O trabalho conjunto de professores, alunos, somado à tecnologia trouxe resultados notáveis. No ano passado, a SESI Escola RN foi considerada ‘Referência Letrus’, tendo conquistado um excelente desempenho no ranking da plataforma para prática de redação. Ao todo, foram cinco primeiros lugares no Ensino Médio e Ensino Fundamental. Além disso, as escolas já colhem os frutos no Enem. Na edição 2023 da prova, mais de 30 alunos da terceira série da SESI Escola de São Gonçalo do Amarante obtiveram 900+ na redação.
Jéssica Figueiredo explica que assim como a democratização do acesso, o uso responsável desse tipo de tecnologia é um grande desafio, por isso, a importância de ter os professores como mediadores nesse processo.
“Precisamos ter cuidado com o uso excessivo dessas ferramentas e dessa tecnologia. Nós defendemos o uso equilibrado, o uso mediado por professores, é muito importante para que a gente possa obter todos os benefícios que a tecnologia de informação e comunicação podem fornecer à educação. Para o acesso das tecnologias de formação e comunicação, nós também precisamos educar para o uso correto delas”, alerta a professora.
OLHO NO OLHO
Por mais que tenha se adaptado bem à tecnologia, toda a comunidade escolar reconhece que o ser humano continua sendo a chave mestra no que se refere à educação. Apesar de todo o potencial, a IA, além de ainda estar em desenvolvimento, tem suas limitações técnicas e, principalmente, não consegue estender a mão como só um professor é capaz de fazer com um aluno.
“Ela [a IA] não entende o contexto do aluno, mas eu entendo porque eu estou com ele todos os dias. A plataforma não vai motivar o aluno, mas eu posso. Motivar a ser mais crítico, a ser mais produtivo. A nota boa da redação é um conjunto de fatores: é a família, é a escola, é o acesso às plataformas como as que nós utilizamos, é a figura do aluno e, especialmente, a do professor. Ela é uma ferramenta, nunca o método”, afirma Bento Lécio.
Nisso, os alunos assinam embaixo: “A plataforma corrige a ortografia, o que falta na conclusão, mas Bento me ensina a ser crítico na escrita, a colocar uma autoria na própria redação, uma parte, uma opinião, minha personalidade”, conta João Gabriel.
Depois da IA, os professores sentem que estão conseguindo dar uma preparação ainda melhor para os alunos, tanto para o ingresso no ensino superior, quanto para um futuro no mercado de trabalho que exige cada vez mais conhecimentos atuais dos profissionais.
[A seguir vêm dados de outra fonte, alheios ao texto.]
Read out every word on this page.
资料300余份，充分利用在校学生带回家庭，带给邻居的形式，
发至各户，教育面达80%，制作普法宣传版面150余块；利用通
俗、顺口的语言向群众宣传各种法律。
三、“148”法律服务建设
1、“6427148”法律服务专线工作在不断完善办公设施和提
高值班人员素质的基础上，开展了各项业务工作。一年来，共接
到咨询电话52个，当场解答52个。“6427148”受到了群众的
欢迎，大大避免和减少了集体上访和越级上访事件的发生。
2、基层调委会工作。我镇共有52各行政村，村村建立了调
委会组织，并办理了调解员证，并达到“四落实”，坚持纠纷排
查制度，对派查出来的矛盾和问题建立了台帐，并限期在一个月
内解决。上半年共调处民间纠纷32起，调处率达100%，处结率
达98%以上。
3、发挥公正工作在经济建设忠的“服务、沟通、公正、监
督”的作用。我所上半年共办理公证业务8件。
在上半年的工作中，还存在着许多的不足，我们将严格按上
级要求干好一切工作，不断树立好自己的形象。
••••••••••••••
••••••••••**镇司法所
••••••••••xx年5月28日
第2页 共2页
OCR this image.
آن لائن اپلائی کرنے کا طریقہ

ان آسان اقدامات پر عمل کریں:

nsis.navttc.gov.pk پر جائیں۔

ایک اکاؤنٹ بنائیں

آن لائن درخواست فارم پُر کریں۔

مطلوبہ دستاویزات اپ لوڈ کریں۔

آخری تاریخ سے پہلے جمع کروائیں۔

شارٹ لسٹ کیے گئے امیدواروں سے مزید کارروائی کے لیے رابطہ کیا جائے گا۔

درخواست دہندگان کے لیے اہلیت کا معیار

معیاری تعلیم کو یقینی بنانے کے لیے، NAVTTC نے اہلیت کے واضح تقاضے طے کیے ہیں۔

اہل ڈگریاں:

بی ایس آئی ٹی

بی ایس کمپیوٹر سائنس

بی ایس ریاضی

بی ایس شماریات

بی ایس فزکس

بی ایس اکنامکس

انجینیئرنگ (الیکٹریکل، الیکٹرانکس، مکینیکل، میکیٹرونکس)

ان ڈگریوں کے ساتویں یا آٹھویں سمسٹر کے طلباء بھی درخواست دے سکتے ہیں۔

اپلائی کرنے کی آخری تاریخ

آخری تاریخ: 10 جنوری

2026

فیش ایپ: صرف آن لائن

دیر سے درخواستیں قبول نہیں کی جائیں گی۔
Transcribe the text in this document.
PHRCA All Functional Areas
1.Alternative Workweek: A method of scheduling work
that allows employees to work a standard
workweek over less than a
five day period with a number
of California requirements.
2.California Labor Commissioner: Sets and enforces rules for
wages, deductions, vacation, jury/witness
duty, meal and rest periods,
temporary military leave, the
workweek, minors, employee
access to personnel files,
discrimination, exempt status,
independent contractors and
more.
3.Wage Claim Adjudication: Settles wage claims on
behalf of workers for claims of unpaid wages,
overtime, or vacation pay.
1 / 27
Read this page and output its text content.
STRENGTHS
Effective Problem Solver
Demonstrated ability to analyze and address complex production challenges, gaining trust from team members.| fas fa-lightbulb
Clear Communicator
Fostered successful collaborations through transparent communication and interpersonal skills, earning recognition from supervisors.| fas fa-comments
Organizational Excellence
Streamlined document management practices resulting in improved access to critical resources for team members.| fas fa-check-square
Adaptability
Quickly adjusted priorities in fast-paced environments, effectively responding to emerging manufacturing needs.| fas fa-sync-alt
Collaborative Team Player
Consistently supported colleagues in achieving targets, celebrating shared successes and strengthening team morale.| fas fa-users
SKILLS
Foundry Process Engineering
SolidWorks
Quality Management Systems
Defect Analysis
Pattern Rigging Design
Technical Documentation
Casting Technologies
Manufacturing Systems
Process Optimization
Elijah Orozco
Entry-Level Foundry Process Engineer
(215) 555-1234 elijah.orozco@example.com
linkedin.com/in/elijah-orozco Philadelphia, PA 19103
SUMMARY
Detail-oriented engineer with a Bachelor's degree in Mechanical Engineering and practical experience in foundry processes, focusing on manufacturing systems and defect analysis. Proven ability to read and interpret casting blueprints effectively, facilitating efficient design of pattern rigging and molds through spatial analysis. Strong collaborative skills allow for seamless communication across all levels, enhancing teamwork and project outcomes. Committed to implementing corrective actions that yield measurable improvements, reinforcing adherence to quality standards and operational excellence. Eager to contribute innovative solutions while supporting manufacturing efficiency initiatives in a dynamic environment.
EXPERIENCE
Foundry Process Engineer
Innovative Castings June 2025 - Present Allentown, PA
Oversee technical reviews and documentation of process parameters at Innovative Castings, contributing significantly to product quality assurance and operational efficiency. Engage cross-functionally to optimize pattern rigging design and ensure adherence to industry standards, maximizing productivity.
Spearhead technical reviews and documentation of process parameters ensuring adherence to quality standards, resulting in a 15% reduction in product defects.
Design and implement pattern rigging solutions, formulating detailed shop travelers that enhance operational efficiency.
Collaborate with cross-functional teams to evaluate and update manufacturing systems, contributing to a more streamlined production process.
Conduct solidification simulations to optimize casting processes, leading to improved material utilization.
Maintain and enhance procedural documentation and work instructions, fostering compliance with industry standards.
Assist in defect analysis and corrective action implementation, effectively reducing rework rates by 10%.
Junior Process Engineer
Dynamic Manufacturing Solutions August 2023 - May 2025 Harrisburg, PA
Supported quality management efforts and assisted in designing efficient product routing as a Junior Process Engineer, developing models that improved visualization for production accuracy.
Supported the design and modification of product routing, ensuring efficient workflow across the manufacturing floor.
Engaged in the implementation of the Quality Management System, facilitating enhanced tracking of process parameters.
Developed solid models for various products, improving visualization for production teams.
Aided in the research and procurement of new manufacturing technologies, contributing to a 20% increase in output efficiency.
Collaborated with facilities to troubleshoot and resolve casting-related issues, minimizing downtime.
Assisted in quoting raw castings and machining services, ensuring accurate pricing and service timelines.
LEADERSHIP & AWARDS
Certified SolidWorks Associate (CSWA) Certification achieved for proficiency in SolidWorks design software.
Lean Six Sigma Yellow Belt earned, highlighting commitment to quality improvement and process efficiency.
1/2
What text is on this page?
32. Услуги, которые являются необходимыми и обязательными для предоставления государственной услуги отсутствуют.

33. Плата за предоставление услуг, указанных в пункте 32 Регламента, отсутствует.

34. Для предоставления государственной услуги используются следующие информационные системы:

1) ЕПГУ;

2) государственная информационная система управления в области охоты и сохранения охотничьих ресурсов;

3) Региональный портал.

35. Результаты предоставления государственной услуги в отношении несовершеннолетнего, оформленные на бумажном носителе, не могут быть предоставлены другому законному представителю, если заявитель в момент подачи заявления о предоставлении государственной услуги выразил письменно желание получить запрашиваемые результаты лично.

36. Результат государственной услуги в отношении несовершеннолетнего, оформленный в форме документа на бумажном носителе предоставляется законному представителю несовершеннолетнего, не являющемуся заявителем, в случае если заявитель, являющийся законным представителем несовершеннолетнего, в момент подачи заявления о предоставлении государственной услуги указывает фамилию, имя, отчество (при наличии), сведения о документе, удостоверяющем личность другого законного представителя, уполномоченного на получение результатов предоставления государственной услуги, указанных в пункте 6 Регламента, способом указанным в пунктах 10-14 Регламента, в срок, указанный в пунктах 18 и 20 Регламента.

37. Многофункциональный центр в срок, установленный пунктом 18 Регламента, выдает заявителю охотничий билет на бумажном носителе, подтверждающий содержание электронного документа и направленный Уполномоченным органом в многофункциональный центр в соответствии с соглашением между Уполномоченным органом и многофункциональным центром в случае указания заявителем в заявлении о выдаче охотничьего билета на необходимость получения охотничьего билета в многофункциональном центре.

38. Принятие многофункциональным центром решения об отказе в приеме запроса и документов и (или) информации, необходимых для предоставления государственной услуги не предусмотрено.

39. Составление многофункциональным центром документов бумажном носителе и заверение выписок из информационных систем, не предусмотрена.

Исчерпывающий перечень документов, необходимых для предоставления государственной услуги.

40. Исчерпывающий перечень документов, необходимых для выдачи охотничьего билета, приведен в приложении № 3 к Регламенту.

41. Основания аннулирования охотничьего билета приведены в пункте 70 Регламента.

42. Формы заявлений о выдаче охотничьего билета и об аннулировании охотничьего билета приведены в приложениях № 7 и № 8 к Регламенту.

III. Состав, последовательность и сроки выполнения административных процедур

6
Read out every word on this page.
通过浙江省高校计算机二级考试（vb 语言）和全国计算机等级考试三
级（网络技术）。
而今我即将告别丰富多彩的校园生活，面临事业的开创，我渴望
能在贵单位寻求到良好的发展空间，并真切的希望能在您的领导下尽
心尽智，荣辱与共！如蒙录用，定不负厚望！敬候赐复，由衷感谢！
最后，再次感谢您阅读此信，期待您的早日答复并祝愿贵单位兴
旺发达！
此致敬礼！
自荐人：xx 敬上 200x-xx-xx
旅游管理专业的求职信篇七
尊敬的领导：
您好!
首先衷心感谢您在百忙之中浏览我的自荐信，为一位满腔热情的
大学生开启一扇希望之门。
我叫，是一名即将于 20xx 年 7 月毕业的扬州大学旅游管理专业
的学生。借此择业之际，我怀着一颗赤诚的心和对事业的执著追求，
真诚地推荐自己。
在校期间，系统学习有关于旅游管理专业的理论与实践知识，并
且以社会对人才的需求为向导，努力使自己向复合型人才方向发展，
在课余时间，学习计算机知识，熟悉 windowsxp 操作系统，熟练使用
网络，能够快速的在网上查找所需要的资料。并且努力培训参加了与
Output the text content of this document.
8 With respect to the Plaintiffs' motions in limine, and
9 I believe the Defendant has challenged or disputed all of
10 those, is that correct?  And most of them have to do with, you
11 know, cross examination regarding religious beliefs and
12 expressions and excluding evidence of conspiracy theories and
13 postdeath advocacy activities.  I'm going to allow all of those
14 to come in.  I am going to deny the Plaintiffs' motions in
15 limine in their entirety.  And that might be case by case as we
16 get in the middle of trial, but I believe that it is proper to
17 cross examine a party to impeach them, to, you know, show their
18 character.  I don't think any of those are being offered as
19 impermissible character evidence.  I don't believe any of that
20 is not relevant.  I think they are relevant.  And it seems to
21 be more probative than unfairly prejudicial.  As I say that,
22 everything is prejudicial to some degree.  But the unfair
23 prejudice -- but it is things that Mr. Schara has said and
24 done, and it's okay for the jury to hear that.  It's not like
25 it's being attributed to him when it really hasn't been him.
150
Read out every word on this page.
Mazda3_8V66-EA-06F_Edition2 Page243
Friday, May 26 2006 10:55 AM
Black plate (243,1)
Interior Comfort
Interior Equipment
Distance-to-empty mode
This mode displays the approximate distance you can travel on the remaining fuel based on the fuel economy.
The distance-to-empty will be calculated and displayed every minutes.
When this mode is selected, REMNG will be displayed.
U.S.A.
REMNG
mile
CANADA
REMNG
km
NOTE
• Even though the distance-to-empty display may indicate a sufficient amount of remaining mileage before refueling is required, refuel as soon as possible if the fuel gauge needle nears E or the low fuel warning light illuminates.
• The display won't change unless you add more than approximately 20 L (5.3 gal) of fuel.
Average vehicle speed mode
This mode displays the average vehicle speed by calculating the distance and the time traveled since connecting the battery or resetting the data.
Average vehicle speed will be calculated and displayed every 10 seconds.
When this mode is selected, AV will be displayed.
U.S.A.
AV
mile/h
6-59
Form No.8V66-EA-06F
“Toda a metodologia quer seja tecnológica ou não, ela precisa ser ensinada. Nós somos fruto do sistema S, e não só preparamos os alunos para ter esse contato com a inteligência artificial, mas com toda e qualquer tecnologia, e, principalmente, com o mercado de trabalho. Se o aluno desejar entrar no ensino superior, ele vai ter qualidade para isso, e se ele quiser entrar no mercado de trabalho, na indústria, vai ter também potencial para isso”, assegura Fernando Laerty.
Bento segue a mesma filosofia. Se dedica para que o aprendizado passado dentro da sala de aula seja o diferencial na vida dos alunos. “Quero ver eles no futuro, na faculdade, ocupando o mercado e pensar: eu fiz parte disso, tem um tijolinho meu”.
No que depender do SESI RN, esse desejo do professor vai ser mais do que real. Depois da Letrus, no próximo mês, o Sistema utilizará uma outra plataforma de escrita com IA, capaz de corrigir redações manuscritas, que vai permitir uma experiência ainda mais parecida com o que os alunos enfrentam no Enem. E não para por aí:
”O contato com a tecnologia será o link desses alunos com o futuro que está cada vez mais tecnológico. É o futuro! O SESI continua a investir na IA e, para o próximo semestre, teremos também uma plataforma voltada a matemática”, afirma Ana Karenine Medina.
Para Jéssica, a IA também fará parte do futuro da educação, e neste momento, iniciativas como a do SESI, representam um amanhã mais promissor para os jovens de hoje. “Proporcionar aos alunos o uso de ferramentas inovadoras que permitam uma personalização no seu aprendizado é sim a garantia de um futuro promissor. Nós não vamos permitir que os alunos tenham uma educação analógica, porque o futuro é tecnológico”.